Milton Badt

Milton Benjamin Badt (1884-1966) considered himself a Nevadan although he was born in San Francisco and received most of his formal education in California. He established a law practice in Elko and became District Judge before his appointment to the Nevada Supreme Court in 1947. Paul Leonard, editor of the Elko Daily Free Press and the Nevada State Journal, characterized Badt "as brilliant a man as there'd ever been in the state of Nevada."

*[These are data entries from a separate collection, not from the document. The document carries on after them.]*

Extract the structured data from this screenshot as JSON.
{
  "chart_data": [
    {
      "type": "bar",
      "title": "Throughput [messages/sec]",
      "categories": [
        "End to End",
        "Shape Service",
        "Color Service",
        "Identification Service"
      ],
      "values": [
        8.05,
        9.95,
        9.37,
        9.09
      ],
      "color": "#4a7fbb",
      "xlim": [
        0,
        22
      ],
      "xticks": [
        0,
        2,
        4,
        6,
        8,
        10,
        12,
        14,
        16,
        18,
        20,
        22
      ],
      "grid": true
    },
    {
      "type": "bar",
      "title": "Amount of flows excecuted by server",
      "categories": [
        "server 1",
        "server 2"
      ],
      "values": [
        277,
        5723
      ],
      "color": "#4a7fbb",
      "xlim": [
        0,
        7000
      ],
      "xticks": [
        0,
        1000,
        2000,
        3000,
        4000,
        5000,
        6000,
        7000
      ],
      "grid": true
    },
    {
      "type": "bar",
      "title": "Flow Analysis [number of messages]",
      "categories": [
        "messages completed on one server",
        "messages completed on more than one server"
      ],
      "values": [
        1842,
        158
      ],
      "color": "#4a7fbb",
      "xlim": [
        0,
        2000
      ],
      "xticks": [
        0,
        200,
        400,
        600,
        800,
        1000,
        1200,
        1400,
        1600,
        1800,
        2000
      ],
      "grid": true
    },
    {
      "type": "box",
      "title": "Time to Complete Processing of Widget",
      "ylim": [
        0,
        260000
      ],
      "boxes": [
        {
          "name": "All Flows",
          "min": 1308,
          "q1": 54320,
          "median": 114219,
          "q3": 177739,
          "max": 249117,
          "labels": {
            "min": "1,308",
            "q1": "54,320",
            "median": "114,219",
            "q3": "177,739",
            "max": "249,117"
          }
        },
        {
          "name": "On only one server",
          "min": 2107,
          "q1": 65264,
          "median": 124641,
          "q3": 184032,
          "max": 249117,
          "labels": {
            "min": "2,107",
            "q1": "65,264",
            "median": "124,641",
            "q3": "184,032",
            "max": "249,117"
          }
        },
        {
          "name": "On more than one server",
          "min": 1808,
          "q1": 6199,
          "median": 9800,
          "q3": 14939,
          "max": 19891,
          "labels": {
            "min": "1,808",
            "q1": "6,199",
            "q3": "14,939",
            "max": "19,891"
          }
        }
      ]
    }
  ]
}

Badt was the ninth child of Morris Badt and Lina Posener. Morris immigrated from Polish Prussia, settled in Elko in 1868, married Lina Posener, and became a merchant and rancher in Wells. The couple built a home in San Francisco, where Lina reared their children in an Orthodox Jewish household. Milton spent summers and holidays in Wells. When his father developed terminal cancer the family moved to Wells, where Milton attended the town's two-room school for several years. He later claimed that his schooling in the small Nevada community was superior to that in San Francisco. After his father's death in 1899, Milton returned to the Bay Area and graduated from the University of California in 1906, with a flair for languages which included Hebrew. He studied law at Hastings and, after a brief apprenticeship in San Francisco, opened a law practice in Elko.

Badt specialized in water and land law, represented the Western Shoshone seeking redress of grievances, and became district judge for Elko County in 1945. Two years later, Democratic governor Vail Pittman appointed the Republican Badt to a vacancy on the Nevada Supreme Court. He ran unopposed four times. Many acclaimed his decisions for their fairness and clarity. In King v. Board of Regents of the University of Nevada (1948), he wrote the majority opinion that the establishment of a board of seven advisory regents appointed by the governor was unconstitutional. Badt thereby reinforced what he considered the intent of the state founders that the university be governed by elected officials. In one highly publicized opinion (Richardson v. Board of Regents of the University of Nevada (1954), Badt ruled for the court that criticism of university policy by faculty members did not constitute insubordination or cause for dismissal.

Lina Badt had required all her children to promise to marry Jewish. The dearth of Jewish women in Nevada nearly rendered Badt a bachelor, but after receiving a reprieve from Lina, Milton married gentile Gertrude Nizze in 1927. They had two children, Nancy and Milton, Jr. Badt never affiliated with a Jewish congregation in Nevada and practiced Judaism privately. He recited Kaddish from memory at a friend's funeral, once gathered available Carson City Jews for a mourning service, and celebrated both Jewish and Christian holidays with his family. When Badt died of pneumonia in 1966, colleagues remembered him as a judge with few peers, civically active, a cultured master of the English language, and a cherished husband and father.